The poll indicates that the majority of Americans oppose the granting of economic aid to the Palestinians. Apparently, the average American’s support for Israel rises the more he or she are in tune with global events.
Expectations for Middle East peace have dropped in the U.S. since Hamas’ elections victory, with most Americans contending the U.S. should maintain diplomatic relations with the Palestinians only if they recognize Israel’s right to exist.
According to the poll, two out of three Americans believe the Arab countries will never agree to live in peace beside Israel; 44 percent say diplomatic relations with the Palestinians should continue only if Hamas recognizes Israel, while 22 percent believe talks should be held with the organization in any case.
The poll shows that 57 percent of Americans oppose the granting of economic aid to the Palestinians; 30 percent said they would support aid should the Palestinians recognize Israel, and only 5 percent said they back monetary assistance to the Palestinians regardless of their position on Israel.
'U.S. is a great friend and ally'
Support for Israel in the U.S. was higher (64 percent) only during the Gulf War in 1991, when Iraq fired Scud missiles at Israel. On the eve of the latest war in Iraq support for Israel climbed to 58 percent. Support for the Palestinians reached a new high of 18 percent in the last two years, but currently dropped to 15 percent.

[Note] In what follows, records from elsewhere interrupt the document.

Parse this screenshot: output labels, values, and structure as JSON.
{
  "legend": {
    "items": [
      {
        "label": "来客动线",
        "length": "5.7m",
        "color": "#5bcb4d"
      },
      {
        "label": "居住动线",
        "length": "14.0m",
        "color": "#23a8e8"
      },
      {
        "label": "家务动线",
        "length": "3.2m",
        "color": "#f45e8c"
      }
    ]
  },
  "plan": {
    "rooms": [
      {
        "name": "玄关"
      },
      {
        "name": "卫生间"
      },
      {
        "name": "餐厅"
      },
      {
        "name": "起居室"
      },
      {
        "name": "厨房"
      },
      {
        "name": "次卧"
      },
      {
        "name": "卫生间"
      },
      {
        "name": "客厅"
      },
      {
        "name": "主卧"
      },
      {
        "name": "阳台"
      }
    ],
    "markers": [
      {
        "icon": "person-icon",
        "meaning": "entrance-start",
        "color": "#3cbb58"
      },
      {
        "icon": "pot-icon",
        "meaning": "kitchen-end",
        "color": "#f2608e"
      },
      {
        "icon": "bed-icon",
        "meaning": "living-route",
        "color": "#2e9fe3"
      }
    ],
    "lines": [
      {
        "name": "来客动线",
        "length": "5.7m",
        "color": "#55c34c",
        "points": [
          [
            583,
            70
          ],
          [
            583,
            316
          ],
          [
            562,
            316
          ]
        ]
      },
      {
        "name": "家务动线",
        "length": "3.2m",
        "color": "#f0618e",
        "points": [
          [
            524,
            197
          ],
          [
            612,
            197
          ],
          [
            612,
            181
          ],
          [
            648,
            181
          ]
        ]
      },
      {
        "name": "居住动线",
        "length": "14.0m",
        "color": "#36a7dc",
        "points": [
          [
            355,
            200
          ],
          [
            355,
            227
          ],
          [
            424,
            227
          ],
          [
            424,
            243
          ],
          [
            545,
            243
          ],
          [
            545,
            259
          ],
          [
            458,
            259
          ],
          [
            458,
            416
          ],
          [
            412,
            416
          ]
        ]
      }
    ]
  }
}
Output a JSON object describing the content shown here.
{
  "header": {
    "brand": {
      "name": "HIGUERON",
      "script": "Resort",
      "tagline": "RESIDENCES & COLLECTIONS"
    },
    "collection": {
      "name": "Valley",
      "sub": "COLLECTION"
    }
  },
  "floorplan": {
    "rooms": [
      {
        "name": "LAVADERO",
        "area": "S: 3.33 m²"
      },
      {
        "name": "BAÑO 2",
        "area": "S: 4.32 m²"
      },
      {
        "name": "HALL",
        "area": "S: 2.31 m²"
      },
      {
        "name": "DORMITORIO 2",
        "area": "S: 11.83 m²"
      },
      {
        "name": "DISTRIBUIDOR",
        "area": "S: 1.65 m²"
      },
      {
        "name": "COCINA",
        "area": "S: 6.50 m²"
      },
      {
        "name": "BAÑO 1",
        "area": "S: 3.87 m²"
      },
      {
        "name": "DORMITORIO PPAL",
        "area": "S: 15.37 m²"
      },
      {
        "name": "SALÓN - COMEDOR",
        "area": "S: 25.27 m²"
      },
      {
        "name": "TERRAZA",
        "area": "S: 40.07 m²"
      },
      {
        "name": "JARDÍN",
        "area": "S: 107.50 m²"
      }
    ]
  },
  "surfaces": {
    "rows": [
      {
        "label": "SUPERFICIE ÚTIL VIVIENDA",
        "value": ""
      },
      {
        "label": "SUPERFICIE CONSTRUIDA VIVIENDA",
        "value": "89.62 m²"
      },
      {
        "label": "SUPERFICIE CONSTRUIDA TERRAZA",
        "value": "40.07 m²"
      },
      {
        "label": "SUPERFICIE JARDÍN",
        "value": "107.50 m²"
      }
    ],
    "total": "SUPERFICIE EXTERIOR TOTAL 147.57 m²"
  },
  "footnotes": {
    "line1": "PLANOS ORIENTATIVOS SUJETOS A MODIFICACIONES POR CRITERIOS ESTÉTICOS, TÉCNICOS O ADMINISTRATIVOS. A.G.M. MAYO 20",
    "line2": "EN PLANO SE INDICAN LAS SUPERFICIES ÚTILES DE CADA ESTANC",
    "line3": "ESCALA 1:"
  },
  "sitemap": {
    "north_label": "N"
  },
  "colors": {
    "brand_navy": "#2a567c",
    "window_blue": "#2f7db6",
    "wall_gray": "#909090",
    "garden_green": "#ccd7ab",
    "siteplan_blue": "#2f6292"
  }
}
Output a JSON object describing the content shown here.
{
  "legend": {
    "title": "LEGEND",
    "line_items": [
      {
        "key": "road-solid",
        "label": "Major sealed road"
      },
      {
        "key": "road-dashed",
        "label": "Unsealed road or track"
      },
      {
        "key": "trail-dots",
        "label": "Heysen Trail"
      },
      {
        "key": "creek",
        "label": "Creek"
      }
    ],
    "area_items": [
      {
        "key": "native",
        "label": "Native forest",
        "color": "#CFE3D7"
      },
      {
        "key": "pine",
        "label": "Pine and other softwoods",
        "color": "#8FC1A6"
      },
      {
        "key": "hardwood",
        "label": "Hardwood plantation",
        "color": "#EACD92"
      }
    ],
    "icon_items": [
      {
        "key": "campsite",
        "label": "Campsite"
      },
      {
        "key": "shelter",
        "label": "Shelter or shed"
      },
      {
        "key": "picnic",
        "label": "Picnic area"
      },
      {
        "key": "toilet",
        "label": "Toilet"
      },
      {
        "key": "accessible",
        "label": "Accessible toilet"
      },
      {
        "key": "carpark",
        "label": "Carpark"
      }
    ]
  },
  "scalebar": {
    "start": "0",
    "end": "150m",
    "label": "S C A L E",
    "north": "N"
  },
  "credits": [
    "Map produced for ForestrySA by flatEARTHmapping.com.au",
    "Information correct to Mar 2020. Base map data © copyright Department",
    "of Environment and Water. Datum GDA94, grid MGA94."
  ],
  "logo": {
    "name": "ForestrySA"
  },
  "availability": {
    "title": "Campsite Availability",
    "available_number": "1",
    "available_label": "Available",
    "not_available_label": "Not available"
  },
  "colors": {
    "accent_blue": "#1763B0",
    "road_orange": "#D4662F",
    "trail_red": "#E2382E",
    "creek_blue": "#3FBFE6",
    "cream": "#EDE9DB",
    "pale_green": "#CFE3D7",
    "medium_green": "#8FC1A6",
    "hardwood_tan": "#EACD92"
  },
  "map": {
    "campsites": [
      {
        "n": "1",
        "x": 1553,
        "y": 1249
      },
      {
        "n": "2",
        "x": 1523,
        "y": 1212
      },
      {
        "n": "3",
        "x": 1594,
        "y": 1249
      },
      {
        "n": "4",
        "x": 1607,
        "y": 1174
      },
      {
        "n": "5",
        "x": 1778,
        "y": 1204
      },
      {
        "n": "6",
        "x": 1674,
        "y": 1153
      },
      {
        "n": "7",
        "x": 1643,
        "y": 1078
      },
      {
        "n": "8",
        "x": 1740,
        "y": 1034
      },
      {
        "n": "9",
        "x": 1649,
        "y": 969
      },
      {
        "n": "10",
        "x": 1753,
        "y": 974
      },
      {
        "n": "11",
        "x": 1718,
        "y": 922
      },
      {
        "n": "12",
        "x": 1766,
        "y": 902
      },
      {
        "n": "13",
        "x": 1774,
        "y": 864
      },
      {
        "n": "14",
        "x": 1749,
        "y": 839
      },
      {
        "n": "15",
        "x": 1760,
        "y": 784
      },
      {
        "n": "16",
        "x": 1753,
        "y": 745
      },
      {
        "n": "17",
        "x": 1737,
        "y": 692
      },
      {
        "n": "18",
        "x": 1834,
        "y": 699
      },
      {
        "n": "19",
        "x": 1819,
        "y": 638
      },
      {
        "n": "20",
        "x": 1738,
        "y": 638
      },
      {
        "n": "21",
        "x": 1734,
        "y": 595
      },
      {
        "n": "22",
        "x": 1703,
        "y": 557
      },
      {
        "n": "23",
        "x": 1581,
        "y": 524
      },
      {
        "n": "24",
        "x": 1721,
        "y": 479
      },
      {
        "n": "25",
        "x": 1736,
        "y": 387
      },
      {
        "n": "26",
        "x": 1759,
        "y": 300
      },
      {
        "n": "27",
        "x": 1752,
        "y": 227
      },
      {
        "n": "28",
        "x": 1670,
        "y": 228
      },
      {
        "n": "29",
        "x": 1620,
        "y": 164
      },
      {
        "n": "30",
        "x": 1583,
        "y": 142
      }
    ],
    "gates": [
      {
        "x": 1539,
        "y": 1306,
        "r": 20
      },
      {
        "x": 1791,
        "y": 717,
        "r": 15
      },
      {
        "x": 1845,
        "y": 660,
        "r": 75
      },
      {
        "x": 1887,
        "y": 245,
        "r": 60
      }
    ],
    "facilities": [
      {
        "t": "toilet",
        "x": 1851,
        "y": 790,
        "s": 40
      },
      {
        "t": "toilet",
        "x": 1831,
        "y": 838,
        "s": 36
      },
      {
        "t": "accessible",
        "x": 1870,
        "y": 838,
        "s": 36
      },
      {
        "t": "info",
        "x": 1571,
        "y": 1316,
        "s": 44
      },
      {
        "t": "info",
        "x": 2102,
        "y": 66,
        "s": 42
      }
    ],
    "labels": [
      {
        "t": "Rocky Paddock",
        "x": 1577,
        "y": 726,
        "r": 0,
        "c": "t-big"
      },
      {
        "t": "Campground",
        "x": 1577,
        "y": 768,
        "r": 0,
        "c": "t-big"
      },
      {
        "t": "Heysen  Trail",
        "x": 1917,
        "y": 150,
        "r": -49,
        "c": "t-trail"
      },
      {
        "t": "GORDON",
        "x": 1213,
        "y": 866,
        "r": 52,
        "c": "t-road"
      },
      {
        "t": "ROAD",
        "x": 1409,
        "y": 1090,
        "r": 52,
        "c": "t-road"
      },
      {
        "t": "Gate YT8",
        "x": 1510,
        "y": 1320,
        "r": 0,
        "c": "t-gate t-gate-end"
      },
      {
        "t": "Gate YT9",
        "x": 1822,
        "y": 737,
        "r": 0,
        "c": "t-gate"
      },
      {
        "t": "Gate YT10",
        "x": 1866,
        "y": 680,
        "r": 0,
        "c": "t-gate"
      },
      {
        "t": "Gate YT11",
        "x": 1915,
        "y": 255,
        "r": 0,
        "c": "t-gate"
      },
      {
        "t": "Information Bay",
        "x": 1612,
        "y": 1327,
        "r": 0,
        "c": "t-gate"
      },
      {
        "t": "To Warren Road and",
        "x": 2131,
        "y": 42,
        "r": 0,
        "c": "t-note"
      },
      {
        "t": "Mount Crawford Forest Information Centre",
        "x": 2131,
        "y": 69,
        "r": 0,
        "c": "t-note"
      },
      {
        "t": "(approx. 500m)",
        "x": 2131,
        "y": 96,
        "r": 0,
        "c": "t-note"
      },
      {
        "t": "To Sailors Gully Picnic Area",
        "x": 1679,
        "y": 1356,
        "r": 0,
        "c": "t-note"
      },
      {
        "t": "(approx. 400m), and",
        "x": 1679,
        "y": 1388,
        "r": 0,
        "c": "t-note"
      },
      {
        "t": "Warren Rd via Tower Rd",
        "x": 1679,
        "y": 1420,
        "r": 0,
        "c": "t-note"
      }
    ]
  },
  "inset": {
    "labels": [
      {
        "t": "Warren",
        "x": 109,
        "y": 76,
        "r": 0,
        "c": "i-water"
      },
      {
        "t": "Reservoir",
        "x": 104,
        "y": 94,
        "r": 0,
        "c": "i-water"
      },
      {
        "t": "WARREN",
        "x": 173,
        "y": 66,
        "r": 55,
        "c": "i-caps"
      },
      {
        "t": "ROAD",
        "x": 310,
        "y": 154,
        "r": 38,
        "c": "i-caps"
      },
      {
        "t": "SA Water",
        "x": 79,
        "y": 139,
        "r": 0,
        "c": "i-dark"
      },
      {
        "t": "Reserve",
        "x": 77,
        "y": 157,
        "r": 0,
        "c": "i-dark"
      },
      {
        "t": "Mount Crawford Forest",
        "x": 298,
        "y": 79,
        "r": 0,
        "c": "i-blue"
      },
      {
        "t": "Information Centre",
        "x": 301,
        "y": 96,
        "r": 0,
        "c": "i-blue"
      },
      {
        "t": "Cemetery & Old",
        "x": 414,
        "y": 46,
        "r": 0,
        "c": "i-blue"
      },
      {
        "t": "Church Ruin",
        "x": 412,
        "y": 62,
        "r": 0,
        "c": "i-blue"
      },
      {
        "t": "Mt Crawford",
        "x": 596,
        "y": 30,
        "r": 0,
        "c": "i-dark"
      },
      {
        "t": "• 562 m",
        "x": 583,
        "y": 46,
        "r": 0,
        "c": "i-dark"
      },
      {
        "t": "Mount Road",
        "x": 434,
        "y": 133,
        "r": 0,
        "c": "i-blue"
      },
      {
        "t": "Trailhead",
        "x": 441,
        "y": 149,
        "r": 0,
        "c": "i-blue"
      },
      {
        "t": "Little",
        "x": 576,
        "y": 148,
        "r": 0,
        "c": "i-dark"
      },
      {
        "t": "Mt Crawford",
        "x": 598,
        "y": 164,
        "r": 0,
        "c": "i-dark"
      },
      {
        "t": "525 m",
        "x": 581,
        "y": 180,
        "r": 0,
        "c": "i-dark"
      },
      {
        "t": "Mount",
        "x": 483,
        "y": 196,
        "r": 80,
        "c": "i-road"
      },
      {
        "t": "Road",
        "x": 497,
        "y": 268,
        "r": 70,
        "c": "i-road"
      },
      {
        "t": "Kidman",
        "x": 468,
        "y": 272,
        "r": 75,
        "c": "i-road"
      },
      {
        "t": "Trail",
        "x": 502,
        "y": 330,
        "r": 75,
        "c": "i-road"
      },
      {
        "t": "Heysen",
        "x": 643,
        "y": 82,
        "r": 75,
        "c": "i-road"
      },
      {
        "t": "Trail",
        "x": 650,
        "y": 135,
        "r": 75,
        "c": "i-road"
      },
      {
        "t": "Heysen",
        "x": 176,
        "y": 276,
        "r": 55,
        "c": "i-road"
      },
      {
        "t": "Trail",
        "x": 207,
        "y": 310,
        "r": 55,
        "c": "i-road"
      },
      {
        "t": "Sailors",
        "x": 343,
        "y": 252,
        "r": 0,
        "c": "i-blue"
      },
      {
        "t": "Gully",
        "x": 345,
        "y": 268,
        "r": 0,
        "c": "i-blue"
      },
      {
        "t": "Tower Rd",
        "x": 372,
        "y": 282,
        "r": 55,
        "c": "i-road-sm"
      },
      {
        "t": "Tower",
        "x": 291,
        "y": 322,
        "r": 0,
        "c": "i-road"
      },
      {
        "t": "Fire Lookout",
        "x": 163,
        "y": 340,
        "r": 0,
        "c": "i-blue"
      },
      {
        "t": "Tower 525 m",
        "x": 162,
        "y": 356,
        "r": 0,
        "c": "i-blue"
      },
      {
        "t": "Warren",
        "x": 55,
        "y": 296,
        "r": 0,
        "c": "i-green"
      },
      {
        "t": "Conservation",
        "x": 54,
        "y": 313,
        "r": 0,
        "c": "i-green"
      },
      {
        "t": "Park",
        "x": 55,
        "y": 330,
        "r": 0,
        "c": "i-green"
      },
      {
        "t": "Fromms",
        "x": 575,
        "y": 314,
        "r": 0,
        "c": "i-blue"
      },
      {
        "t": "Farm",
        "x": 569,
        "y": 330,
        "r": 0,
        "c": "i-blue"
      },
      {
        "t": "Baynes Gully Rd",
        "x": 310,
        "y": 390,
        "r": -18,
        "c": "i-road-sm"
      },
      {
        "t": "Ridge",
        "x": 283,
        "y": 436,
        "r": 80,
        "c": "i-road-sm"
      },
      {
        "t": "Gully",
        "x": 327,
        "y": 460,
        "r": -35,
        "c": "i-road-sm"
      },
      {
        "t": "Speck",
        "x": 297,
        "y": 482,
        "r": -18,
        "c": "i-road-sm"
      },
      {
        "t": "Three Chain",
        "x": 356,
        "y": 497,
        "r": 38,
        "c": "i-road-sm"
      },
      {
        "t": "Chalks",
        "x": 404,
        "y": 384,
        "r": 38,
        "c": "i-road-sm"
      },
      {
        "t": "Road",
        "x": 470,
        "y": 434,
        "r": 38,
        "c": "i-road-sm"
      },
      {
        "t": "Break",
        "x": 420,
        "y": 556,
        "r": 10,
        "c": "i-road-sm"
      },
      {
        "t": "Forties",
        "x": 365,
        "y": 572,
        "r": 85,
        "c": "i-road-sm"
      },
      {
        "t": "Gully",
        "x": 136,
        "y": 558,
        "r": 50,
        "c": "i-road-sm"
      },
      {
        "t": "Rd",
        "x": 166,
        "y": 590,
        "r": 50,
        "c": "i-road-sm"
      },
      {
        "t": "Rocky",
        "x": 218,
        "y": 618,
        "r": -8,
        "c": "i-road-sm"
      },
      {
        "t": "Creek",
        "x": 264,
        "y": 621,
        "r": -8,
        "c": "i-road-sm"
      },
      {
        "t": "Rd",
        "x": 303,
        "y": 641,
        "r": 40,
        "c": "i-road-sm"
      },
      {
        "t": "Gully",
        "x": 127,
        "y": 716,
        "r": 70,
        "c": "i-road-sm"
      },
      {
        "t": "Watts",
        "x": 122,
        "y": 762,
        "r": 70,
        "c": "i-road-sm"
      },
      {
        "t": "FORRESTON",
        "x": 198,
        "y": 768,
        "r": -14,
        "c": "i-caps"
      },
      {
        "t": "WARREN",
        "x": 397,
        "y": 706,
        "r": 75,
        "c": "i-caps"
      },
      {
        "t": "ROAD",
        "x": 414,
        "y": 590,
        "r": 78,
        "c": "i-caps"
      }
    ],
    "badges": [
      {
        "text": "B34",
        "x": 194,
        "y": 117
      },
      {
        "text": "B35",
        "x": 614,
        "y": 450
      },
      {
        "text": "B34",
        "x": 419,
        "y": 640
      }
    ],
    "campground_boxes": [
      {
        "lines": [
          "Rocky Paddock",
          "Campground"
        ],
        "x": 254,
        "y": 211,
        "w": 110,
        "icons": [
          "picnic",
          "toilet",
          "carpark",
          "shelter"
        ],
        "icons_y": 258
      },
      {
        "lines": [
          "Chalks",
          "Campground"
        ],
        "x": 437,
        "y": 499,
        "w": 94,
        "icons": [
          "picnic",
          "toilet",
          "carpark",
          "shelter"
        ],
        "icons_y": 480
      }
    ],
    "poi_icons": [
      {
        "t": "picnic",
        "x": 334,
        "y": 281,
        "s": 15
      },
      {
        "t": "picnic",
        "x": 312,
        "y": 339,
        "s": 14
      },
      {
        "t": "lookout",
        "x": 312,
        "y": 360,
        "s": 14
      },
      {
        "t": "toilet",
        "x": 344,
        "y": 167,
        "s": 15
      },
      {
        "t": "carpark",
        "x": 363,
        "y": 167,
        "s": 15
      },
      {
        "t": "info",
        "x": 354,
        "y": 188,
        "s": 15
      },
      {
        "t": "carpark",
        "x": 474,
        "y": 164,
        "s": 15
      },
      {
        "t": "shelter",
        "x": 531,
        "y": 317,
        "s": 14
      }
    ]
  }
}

American support for the Palestinians dropped to an all-time low of seven percent in the aftermath of the September 11 attacks.
According to the Gallup poll, 77 percent of Republicans support Israel, as opposed to only 50 percent of Democrats. Americans who follow the news tend to support Israel more than those who are not as in tune with global affairs by a ration of 66 to 59 percent.
Israel’s Ambassador to the U.N. Danny Ayalon responded to the poll by saying that “the findings prove once again that the U.S. is a great friend and ally of Israel, not only with regards to the decision-makers in Washington but to the American public from coast to coast.”